All alike suffer from voting day blues, particularly on the voting and counting days. As one succinctly highlighted that it is the “price of liberty” one faces in democracy.

The ’twists and turns’ during the final 48-hours before the voting day are most crucial.

For actors – political parties, leaders and candidates - it goes without saying that the stakes are very high for their futures and prosperity in the profession of politics.

Furthermore, at stake are the reputations of many media houses, poll survey pundits and psephologists, mostly partisan, and intellectuals claiming to possess very high order capabilities to determine electoral outcomes.

For examples, Prannoy Roy (NDTV), Rajdeep Sardesai (India Today) and a horde of other media professionals are going around the countryside to determine the “pulse or moods” of the voter to forecast possible outcomes.

Be that as it may, the highlights of pre-voting day campaigning was incendiary what with loud and reckless innuendoes hurled against each other, stooping to the mean and the lowest in political discourse of what is drubbed as the semi-final before the final, that is, 2019 Lok Sabha elections.

Political rhetoric was full of vengeance. Political heavyweights of all political parties have flung vitriol, spread fear, made false claims and invoked slanderous rhetoric, in the full knowledge that their divisive style could ultimately cost democracy and the nation very dearly in posterity.

Slanderous and brazen targeting against each other, some more direct and others indirect, descending into almost like “fish market noise or street brawl, is detrimental forging conciliation so vital for forging consensus in democracy. Already, political parties are complaining EVM tampering to justify loss of face.

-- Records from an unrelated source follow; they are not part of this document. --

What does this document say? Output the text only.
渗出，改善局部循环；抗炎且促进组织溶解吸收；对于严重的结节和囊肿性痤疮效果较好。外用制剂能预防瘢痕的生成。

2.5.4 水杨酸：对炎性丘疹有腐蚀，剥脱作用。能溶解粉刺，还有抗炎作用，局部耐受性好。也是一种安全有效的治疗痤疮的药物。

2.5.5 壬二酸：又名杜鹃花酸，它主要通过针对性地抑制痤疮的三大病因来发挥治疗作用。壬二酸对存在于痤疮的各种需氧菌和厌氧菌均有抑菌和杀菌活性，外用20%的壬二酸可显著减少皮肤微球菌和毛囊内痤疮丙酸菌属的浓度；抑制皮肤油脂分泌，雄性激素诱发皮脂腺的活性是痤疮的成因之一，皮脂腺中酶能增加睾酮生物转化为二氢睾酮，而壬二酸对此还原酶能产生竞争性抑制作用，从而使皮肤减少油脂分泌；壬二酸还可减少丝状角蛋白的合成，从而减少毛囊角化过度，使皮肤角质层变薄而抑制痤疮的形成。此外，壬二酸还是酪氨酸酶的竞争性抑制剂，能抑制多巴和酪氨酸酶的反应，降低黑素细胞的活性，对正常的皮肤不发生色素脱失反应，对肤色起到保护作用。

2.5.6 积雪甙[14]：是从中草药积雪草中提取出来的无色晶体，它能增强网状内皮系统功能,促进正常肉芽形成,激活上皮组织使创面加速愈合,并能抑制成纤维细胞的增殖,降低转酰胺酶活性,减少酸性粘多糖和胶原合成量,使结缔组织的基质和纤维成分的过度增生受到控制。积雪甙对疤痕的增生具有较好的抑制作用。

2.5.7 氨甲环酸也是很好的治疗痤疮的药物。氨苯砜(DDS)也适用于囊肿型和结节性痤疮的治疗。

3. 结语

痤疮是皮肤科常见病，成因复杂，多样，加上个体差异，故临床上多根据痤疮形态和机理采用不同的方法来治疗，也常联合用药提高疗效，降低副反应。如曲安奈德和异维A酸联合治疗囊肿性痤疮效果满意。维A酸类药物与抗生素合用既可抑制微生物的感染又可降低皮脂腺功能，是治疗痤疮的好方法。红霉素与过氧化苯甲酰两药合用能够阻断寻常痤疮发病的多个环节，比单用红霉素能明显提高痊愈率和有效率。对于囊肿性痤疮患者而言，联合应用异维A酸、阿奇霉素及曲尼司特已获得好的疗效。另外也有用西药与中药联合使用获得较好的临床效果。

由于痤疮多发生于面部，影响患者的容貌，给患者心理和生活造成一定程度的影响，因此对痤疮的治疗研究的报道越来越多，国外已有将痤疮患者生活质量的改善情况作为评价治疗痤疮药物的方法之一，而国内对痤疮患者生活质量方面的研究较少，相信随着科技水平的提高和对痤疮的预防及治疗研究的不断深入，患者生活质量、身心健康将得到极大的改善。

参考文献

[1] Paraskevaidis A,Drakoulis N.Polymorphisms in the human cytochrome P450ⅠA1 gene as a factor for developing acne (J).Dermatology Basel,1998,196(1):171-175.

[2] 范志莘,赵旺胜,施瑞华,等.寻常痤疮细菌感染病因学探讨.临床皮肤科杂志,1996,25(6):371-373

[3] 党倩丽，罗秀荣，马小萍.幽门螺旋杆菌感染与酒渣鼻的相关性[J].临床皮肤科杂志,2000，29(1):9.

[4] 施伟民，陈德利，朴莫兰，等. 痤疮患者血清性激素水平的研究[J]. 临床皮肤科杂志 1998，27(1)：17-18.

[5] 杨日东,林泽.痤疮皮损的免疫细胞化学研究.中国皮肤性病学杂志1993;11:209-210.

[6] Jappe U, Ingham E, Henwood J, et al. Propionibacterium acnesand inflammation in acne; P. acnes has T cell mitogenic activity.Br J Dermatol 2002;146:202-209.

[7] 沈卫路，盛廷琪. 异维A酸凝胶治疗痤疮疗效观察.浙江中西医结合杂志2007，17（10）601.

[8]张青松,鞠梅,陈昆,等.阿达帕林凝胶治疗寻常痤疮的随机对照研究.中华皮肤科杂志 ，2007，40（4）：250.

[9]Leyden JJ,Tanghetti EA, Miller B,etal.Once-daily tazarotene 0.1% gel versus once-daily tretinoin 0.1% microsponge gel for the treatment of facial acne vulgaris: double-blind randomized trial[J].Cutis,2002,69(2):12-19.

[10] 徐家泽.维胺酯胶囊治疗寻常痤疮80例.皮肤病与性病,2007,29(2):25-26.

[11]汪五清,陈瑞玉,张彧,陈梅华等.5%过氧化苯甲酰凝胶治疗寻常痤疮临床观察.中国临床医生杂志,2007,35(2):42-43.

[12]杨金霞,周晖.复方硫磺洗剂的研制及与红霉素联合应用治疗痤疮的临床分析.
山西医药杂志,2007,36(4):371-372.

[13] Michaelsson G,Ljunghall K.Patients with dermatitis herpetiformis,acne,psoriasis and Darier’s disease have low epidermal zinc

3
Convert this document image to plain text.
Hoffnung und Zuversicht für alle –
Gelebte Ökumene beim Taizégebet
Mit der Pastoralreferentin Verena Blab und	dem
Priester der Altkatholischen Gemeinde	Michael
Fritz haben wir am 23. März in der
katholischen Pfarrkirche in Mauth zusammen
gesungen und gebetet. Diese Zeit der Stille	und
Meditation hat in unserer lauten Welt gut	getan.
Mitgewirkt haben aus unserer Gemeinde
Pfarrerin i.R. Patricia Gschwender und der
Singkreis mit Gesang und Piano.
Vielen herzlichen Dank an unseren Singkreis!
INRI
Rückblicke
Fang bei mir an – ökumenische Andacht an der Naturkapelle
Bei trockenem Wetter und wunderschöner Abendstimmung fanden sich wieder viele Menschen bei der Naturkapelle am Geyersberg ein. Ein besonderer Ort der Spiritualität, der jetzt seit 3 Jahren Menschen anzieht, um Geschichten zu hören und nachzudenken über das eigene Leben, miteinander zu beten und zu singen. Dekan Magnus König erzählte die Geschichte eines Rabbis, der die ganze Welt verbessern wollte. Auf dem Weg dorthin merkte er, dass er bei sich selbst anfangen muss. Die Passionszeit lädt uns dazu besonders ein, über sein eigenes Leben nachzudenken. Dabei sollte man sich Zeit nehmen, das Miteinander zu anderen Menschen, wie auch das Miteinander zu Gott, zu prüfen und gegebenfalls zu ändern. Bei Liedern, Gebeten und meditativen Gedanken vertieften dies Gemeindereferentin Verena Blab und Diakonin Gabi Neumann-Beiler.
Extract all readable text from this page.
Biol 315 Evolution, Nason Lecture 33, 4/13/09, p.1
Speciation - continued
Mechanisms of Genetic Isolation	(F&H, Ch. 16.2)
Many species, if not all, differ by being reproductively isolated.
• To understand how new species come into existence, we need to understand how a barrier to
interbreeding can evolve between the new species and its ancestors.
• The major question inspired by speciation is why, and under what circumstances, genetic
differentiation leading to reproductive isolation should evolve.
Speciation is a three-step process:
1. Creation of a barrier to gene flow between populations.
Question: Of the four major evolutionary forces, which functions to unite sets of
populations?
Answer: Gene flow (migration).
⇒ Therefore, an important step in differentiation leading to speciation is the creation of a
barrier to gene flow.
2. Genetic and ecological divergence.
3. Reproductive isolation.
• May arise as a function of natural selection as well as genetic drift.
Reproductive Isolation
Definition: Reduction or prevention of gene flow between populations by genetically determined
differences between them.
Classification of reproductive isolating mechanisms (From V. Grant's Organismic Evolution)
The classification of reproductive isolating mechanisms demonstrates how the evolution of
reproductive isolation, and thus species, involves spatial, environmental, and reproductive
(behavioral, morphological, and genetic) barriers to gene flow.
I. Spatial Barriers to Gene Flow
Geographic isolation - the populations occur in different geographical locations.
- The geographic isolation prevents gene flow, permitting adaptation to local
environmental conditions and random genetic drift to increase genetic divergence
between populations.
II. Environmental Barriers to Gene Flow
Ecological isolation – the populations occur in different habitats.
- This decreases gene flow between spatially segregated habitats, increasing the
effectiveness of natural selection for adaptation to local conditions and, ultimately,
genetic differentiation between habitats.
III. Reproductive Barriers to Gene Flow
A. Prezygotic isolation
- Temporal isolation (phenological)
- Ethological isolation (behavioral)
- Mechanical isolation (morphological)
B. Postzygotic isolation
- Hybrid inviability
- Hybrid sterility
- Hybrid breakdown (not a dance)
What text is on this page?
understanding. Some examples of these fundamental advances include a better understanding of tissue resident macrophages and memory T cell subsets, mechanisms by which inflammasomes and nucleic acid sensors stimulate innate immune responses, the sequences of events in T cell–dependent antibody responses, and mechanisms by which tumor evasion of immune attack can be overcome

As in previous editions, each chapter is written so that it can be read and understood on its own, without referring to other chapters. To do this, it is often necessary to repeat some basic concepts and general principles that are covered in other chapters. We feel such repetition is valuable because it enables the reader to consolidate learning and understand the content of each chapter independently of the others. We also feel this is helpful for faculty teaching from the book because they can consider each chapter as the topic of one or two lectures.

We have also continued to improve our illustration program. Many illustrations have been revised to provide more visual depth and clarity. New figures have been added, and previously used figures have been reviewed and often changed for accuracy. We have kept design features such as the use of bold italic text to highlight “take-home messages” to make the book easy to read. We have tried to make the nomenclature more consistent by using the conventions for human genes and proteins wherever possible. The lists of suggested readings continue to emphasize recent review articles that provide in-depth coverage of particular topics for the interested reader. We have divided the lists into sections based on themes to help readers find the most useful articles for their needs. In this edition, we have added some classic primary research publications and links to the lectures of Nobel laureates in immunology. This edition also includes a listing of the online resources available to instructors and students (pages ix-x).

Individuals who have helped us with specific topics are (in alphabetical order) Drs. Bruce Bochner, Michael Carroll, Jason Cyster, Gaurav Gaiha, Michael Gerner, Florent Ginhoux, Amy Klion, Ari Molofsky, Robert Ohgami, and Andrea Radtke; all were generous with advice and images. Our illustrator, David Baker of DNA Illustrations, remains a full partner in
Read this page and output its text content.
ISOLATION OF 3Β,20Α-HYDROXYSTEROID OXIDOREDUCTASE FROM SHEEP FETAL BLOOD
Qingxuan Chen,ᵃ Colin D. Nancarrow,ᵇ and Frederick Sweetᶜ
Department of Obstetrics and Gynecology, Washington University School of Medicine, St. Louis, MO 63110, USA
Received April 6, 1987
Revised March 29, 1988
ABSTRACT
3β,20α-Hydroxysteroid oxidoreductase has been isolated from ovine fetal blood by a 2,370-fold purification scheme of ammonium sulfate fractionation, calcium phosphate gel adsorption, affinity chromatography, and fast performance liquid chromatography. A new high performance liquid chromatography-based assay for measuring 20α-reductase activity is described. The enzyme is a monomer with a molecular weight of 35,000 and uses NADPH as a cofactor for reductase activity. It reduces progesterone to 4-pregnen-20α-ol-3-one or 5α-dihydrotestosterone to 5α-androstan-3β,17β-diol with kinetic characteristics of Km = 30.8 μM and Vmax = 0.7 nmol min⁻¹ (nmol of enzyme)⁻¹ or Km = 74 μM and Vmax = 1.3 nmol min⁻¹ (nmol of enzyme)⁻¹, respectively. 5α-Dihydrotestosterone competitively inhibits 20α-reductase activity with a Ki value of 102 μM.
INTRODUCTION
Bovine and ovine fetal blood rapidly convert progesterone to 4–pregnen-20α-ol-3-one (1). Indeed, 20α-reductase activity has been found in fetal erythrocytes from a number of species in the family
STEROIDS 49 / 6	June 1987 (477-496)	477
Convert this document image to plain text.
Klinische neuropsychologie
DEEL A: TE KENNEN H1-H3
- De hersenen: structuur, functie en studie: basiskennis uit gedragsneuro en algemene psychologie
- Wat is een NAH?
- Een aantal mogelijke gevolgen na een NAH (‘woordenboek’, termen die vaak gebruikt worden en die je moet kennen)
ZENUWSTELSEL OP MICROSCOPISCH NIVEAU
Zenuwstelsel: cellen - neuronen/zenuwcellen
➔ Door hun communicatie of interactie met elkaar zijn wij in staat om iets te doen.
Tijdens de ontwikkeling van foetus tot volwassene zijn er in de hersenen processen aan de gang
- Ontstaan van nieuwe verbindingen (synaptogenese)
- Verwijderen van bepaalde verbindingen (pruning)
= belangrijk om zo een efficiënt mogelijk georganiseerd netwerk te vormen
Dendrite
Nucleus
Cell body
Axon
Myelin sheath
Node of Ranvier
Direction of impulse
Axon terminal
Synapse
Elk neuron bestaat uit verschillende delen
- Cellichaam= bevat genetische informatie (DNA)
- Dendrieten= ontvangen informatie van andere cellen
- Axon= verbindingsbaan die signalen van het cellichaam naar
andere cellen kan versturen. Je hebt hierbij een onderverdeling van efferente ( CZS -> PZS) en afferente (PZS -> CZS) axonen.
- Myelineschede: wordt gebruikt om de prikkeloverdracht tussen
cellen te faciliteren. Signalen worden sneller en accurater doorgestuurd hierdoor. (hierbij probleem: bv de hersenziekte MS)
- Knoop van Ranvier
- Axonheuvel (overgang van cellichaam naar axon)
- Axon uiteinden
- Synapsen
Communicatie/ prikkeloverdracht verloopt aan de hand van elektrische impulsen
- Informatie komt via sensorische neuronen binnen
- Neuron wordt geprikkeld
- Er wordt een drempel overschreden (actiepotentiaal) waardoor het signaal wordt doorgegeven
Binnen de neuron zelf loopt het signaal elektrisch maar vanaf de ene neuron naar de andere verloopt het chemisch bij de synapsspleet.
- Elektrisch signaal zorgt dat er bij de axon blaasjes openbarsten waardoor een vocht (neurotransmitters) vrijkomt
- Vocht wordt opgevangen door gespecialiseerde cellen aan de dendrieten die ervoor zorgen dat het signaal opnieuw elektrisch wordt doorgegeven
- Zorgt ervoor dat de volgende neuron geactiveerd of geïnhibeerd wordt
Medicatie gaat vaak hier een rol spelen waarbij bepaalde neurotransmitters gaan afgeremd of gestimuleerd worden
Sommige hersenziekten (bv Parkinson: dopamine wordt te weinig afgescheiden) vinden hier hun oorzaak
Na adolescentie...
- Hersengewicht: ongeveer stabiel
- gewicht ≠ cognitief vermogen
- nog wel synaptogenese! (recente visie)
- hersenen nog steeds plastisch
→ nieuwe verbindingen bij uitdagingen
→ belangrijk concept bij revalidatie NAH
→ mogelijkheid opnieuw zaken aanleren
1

Consequently, voter has been denied to gain clarity and insight into what they may have to face in times to come. On usual lines, the roll-back follows familiar lines – polarization on narrow sectarian lines of vested interest groups.

A key departure from the past is the role of money and muscle power in determining outcomes. Rural voters’ awareness is quite significant. They accept money from all those who give them and exercise their franchise as per their desire. What they openly highlight is that candidates are only giving money from what they have earned by dubious means with a view to enhance their earnings after the polls. So, there is nothing wrong in taking from all candidates.

Also, the voter is familiar and sensitive to the media exposure due to digitalization, social media networks, and other aspects of the cyber-world.

In reality, hardly there has been balanced political discourse on economy. More emphasis was on unachievable populistic ‘sops’ and rhetoric beyond the enduring economic sustainability.

The only solace is that Indian domestic politics is no different from the domestic politics of the oldest democracy – the USA. For example, Obama had lamented in the past “much of our politics, our public life, our public discourse, can seem small and mean and petty, trafficking in bombast and insult, in phony controversies and manufactured outrage. It’s a politics that pretends to be brave, but in fact is born of fear.

In sum, majority suffer from deep scepticism about the efficacy of democracy. And, the political parties and their leaders are squarely responsible for the decay of real democracy in India if it continues to roll-on like the present murky practices in play.